Vasily Grossman wrote three novels about the Second World War, each offering a distinct take on what a war novel can be, and each extraordinary. A common set of characters links Stalingrad and Life and Fate, but Stalingrad is not only a moving and exciting story of desperate defense and the turning tide of war, but also a monumental memorial for the countless war dead. Life and Fate, by contrast, is a work of moral and political philosophy as well as a novel, and the deep question it explores is whether or not it is possible to behave ethically in the face of overwhelming violence. The People Immortal is something else entirely.

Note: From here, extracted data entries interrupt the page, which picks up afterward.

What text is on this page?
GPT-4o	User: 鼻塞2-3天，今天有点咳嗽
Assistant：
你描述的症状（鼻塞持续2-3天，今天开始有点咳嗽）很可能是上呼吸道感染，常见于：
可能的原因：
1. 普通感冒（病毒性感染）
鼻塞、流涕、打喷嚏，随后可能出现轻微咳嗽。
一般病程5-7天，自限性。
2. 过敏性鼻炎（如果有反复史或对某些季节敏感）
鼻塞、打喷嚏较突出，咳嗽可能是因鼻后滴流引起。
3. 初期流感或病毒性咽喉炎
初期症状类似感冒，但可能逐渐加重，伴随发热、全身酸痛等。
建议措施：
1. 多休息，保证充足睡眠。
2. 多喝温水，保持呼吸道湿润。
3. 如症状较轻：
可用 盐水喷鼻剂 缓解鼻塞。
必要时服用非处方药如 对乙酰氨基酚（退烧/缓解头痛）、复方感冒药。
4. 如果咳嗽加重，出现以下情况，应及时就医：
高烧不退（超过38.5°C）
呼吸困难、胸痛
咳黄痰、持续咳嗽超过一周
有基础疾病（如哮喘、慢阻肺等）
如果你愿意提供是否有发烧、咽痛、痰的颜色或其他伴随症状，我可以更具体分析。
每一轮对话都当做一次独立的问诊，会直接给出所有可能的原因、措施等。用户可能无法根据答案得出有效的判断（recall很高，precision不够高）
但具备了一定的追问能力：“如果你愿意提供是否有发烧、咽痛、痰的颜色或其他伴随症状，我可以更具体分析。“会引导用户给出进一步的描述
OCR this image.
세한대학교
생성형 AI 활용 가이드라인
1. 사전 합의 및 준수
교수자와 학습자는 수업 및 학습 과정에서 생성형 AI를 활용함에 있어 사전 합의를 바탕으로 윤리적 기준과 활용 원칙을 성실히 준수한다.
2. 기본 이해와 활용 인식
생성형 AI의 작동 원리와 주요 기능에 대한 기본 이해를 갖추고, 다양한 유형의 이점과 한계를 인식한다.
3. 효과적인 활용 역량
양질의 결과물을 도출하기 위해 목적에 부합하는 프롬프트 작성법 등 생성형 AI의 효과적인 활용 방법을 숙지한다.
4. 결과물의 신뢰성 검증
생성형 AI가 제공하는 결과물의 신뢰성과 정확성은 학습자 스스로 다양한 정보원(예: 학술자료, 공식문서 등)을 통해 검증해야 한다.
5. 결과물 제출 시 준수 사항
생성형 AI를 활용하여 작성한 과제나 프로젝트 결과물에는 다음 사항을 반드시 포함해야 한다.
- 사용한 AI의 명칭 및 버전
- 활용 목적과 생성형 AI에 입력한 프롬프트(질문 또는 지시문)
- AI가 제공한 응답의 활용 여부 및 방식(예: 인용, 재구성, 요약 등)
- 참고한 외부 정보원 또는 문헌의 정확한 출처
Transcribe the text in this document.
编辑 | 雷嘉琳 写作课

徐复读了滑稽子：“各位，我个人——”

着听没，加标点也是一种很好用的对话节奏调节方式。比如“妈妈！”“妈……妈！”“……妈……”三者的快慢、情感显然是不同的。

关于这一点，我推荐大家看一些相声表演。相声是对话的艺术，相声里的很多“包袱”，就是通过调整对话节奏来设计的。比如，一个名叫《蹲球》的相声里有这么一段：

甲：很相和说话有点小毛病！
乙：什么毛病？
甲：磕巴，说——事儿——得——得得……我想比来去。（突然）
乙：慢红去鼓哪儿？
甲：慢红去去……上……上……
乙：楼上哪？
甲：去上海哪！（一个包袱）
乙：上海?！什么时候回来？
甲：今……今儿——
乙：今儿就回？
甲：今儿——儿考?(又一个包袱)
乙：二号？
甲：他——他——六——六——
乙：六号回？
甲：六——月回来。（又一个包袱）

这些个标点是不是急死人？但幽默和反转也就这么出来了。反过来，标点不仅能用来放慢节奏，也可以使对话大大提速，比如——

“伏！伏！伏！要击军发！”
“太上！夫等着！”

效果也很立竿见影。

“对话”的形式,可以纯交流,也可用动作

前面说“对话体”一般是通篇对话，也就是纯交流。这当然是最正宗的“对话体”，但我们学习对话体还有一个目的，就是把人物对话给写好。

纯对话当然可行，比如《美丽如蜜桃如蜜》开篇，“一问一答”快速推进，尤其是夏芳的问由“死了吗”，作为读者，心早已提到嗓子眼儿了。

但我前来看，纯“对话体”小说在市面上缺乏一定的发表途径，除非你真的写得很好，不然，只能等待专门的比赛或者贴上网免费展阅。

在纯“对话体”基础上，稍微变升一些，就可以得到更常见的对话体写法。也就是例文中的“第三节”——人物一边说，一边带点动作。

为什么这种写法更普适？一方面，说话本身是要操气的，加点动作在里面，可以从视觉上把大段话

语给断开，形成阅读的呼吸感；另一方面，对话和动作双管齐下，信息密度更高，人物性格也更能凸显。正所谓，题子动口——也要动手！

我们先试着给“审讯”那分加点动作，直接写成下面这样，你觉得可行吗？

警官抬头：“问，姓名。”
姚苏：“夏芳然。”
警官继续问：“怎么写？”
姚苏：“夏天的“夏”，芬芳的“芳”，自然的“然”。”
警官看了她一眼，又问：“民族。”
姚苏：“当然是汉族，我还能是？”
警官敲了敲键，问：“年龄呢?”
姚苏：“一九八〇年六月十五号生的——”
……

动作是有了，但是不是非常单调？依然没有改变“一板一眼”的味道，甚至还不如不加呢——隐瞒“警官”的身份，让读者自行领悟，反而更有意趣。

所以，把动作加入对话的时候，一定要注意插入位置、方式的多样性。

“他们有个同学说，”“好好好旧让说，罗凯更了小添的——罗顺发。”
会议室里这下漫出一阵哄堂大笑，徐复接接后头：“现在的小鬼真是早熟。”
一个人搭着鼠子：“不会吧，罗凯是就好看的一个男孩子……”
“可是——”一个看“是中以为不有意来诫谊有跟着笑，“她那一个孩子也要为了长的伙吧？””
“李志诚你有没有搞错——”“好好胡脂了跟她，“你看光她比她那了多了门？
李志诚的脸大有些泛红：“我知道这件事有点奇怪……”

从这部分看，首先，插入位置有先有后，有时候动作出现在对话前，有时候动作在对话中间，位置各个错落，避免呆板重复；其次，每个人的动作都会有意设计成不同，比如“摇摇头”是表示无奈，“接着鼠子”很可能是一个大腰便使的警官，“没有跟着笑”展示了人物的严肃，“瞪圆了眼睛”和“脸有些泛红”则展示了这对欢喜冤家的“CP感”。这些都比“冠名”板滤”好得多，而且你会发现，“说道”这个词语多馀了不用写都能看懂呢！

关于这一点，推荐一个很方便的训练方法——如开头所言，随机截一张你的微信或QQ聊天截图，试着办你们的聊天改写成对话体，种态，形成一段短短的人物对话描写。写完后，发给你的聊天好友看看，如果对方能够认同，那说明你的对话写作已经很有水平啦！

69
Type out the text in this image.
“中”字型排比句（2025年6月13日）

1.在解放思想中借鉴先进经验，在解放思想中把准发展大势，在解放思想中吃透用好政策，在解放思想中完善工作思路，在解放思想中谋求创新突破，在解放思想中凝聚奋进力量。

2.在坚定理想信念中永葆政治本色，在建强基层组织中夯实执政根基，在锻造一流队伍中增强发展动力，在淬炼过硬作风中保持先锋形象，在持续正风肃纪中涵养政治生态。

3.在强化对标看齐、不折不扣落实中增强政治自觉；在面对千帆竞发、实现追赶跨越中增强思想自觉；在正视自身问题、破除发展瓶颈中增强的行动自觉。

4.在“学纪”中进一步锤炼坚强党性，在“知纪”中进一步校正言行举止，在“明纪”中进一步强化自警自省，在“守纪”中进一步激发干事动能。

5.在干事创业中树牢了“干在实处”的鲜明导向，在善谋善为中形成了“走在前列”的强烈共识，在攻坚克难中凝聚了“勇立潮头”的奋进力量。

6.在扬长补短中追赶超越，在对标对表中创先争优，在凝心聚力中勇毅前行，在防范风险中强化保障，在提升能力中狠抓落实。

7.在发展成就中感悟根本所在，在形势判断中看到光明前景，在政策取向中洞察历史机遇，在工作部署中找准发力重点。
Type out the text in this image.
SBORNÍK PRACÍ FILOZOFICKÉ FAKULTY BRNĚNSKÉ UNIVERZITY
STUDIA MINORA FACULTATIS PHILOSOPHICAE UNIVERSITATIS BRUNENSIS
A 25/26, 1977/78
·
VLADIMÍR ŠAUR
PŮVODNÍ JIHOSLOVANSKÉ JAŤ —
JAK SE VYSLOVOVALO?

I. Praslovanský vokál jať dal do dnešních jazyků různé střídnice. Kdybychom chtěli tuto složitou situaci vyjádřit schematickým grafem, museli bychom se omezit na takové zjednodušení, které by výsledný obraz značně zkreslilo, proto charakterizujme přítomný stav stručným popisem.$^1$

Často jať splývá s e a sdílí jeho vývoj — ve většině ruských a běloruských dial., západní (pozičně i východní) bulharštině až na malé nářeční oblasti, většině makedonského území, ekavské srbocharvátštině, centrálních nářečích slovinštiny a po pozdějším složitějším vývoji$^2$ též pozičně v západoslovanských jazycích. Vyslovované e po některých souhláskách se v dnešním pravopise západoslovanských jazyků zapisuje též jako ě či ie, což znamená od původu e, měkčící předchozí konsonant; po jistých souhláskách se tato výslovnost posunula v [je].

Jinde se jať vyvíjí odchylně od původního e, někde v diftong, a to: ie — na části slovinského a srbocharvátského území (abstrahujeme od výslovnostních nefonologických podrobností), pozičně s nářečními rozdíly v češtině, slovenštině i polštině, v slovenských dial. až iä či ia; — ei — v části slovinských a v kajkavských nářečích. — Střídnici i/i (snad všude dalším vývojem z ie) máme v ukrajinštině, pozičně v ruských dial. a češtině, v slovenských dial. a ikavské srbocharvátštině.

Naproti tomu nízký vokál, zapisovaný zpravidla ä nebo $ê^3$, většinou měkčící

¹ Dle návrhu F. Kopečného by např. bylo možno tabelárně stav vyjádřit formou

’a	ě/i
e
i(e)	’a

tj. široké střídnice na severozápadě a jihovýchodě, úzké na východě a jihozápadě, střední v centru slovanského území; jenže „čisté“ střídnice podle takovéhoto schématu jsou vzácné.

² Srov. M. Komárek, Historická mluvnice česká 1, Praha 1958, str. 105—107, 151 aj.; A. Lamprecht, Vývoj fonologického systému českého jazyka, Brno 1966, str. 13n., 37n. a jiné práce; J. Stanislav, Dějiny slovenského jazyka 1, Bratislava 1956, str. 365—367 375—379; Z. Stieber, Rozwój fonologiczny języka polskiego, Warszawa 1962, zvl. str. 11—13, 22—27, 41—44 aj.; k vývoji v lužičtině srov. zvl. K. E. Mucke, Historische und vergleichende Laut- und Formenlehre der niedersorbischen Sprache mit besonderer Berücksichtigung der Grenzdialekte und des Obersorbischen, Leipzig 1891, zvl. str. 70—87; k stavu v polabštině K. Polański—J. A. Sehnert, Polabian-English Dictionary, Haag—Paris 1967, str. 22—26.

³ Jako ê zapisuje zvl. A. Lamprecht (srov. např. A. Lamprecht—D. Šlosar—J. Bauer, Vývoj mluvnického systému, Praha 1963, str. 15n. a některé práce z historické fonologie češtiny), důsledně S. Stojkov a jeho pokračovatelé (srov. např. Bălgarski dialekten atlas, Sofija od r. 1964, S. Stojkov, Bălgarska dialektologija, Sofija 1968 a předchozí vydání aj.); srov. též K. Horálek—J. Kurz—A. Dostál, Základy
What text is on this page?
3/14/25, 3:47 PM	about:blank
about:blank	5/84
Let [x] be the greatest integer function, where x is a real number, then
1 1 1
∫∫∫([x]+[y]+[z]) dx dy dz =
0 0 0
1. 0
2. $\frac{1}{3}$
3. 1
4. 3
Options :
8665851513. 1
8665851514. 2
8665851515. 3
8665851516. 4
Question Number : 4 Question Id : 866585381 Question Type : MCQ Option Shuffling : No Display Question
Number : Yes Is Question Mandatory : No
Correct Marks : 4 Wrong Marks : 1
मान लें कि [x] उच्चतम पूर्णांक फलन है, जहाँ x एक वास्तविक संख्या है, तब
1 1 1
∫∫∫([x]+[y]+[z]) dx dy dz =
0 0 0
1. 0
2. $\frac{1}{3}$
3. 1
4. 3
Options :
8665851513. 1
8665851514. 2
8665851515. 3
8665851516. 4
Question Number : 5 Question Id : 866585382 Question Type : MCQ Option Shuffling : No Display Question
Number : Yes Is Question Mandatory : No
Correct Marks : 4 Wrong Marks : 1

Set during the catastrophic first months of the German invasion of the Soviet Union, this is the tale of an army battalion dispatched to slow the advancing enemy at any cost, with encirclement and annihilation its promised end. A rousing story of resistance, The People Immortal is the novel as weapon in hand.
PUBLISHERS WEEKLY
Grossman's insightful novel, originally published in 1942 before the linked WWII novels Life and Fate and Stalingrad, follows a Soviet battalion assigned a suicide mission in 1941: cover a Russian regiment's retreat from the unyielding Nazi advance for as long as they can. The doomed group is a rogue's gallery of Soviet archetypes. There's Bogariov, the battalion's levelheaded commissar, a peacetime professor of Marxism who is happy to test his convictions on the battlefield; Ignatiev, a cheery, rakish collective farm worker, whose boldness and knowledge of the land make him an invaluable guerrilla; and Cherednichenko, the steely, veteran divisional commissar looking to spin victory out of certain defeat. The text, which Grossman (1905–1964) wrote shortly after his own visit to the front as a war correspondent, hums with fine details: the leaves of dead birches hang "small and yellow like copper coins"; soldiers identify the fields they march over "by the swish of falling seeds, by the creak of straw underfoot and by the rustle of the stalks that clung to their tunics." Though straightforward and unmistakably propagandistic, it's elevated by Grossman's clarity of thought and vision. The result is a worthy look into Russian wartime psychology. Correction: An earlier version of this review incorrectly stated this book was part of a trilogy.